NYSE-listed Chinese edtech companies New Oriental and TAL Education canceled their June quarter earnings releases as Beijing continues its crackdown on the sector.
The two largest private tutoring companies in China both announced the cancellation of their quarterly results that were originally scheduled for this week, citing “recent regulatory developments” with no further elaboration.
China’s after-school tutoring industry has been in turmoil since the government said at the end of July that edtech companies must operate a not-for-profit model, and banned them from raising capital through IPOs. New Oriental and TAL Education’s share prices have dropped by more than 70% in the past month.

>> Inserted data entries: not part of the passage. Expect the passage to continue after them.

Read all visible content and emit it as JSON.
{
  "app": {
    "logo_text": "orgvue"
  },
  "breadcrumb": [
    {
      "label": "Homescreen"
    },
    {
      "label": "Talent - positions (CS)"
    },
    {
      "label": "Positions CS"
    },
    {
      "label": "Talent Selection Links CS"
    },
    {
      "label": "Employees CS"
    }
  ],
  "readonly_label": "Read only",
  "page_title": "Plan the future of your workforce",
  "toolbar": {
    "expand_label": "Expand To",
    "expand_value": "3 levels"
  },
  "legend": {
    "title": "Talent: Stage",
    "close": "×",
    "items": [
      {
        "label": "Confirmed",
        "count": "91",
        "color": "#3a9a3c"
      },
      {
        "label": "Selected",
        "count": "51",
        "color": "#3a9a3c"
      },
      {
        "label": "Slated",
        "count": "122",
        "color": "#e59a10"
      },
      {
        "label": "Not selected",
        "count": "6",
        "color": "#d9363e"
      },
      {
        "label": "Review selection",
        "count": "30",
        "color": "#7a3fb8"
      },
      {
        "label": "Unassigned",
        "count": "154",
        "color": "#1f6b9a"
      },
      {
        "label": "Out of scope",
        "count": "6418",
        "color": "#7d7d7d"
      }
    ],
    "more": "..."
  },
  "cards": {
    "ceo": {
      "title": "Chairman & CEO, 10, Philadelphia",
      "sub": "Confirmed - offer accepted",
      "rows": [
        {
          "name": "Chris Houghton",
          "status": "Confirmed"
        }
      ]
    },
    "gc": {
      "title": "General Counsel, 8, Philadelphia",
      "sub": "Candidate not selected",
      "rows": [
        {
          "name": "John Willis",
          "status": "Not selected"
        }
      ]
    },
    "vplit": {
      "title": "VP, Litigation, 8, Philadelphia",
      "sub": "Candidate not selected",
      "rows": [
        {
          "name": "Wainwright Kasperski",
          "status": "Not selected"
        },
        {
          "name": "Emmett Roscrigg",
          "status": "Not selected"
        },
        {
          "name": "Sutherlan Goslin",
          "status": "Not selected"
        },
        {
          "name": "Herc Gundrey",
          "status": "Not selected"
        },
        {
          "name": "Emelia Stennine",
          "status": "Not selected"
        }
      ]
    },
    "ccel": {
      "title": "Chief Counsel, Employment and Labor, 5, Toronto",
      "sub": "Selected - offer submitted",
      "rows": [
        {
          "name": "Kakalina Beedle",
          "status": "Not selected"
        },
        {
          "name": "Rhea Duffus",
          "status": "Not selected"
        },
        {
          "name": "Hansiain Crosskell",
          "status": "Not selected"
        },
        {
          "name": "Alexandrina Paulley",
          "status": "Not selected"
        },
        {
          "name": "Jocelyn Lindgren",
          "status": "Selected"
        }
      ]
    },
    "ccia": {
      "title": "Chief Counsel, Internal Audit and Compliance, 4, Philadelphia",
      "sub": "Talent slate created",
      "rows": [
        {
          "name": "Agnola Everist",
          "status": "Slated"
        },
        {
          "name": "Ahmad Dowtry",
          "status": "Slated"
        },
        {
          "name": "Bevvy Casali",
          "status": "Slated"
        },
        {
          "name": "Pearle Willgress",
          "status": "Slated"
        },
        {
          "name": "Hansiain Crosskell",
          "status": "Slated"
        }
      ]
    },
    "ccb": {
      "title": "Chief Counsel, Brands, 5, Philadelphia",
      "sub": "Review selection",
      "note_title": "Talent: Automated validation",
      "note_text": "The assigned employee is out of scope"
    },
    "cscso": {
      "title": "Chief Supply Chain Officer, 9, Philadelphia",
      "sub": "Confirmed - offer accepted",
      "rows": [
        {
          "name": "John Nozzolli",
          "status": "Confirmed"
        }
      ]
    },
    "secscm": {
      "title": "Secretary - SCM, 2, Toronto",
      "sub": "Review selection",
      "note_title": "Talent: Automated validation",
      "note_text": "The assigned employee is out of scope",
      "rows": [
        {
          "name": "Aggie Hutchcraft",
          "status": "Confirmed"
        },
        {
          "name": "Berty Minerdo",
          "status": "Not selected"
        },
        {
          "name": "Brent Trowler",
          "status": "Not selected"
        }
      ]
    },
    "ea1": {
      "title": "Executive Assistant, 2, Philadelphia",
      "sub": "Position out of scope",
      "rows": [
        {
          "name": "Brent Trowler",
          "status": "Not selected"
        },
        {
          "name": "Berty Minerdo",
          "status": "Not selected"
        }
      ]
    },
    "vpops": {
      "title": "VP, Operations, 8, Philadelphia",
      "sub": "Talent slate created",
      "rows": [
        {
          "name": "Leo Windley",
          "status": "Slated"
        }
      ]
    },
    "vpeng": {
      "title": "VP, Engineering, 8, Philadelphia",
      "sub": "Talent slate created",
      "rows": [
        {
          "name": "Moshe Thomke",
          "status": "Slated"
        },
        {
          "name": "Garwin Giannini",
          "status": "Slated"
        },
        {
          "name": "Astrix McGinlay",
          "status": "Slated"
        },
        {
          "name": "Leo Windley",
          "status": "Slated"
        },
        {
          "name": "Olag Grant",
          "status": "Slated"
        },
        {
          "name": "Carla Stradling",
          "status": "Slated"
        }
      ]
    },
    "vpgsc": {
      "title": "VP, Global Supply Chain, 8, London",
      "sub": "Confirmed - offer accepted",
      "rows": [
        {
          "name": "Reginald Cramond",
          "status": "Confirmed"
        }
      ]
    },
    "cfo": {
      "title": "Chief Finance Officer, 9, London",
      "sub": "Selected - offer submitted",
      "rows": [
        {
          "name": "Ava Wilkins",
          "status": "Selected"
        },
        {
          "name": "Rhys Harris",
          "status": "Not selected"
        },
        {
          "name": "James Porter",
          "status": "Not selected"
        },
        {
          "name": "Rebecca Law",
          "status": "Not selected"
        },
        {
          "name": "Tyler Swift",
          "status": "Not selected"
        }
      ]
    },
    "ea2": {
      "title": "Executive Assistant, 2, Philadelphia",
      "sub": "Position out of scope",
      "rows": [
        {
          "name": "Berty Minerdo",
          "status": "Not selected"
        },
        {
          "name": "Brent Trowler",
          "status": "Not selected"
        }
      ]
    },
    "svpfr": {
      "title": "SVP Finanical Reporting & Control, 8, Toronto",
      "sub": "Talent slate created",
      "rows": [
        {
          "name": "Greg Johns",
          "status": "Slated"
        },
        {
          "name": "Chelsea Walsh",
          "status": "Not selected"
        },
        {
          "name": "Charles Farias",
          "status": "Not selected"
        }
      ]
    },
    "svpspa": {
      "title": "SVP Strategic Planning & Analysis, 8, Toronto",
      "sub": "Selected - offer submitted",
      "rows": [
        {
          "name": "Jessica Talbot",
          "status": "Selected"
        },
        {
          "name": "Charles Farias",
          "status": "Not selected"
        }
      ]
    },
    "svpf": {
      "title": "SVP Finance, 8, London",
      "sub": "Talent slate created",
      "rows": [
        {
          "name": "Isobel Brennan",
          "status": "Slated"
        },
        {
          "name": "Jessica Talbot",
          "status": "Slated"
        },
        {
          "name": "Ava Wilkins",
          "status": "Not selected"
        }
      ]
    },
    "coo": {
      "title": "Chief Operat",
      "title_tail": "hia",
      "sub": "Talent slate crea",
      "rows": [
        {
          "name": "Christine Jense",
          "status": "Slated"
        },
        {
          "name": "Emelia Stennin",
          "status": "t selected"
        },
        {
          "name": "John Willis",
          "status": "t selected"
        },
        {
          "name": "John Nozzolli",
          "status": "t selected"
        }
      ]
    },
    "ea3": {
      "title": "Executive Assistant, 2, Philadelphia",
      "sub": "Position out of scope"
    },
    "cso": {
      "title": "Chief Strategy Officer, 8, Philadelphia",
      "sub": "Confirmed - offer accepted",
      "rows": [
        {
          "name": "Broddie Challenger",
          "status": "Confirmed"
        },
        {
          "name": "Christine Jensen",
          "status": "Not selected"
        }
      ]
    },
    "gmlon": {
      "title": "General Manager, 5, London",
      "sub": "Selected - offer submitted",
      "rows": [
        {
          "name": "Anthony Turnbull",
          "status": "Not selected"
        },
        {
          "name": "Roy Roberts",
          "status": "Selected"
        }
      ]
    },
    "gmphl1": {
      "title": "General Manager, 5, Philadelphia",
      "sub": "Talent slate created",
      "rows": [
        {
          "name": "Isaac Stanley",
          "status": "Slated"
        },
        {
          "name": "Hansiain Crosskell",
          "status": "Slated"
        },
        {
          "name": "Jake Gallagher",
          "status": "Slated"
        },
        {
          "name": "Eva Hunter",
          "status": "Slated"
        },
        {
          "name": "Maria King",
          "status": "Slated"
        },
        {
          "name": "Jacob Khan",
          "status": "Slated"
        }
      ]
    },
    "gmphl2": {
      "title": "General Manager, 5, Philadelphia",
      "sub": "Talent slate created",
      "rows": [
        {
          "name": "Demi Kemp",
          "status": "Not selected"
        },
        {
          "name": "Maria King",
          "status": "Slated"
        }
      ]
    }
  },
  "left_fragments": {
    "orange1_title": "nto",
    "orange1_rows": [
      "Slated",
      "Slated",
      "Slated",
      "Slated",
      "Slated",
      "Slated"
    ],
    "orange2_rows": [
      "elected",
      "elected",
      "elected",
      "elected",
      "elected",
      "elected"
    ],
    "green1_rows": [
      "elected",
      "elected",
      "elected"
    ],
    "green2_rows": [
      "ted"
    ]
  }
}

China’s education system is still exam-oriented, and banning after-school tutoring may make parents even more anxious, leading to the misallocation of educational resources, argues Lu Yi, an associate researcher at Fudan University in Shanghai. A black market has reportedly already emerged as families’ demand for educational services remains high.
Netizens have even joked that New Oriental will hold a 45-day long training camp on a cruise ship, and the students will only receive tutoring when sailing in international waters. Michael Yu, CEO of the company, complained on his WeChat that the company’s detractors are relishing in New Oriental’s woes.
Still reeling from the government’s rebuke of Didi Chuxing after its IPO in New York, investors are increasingly concerned about China’s tough regulation, which resulted ina large selloff of US-listed Chinese stocks. Investor confidence was shaken to the point that Chinese officials met with global investors to reassure them about the market’s long-term promise. For China’s education giants, the road ahead is unclear, and their business models are in need of drastic overhauls in order to comply with the new policies.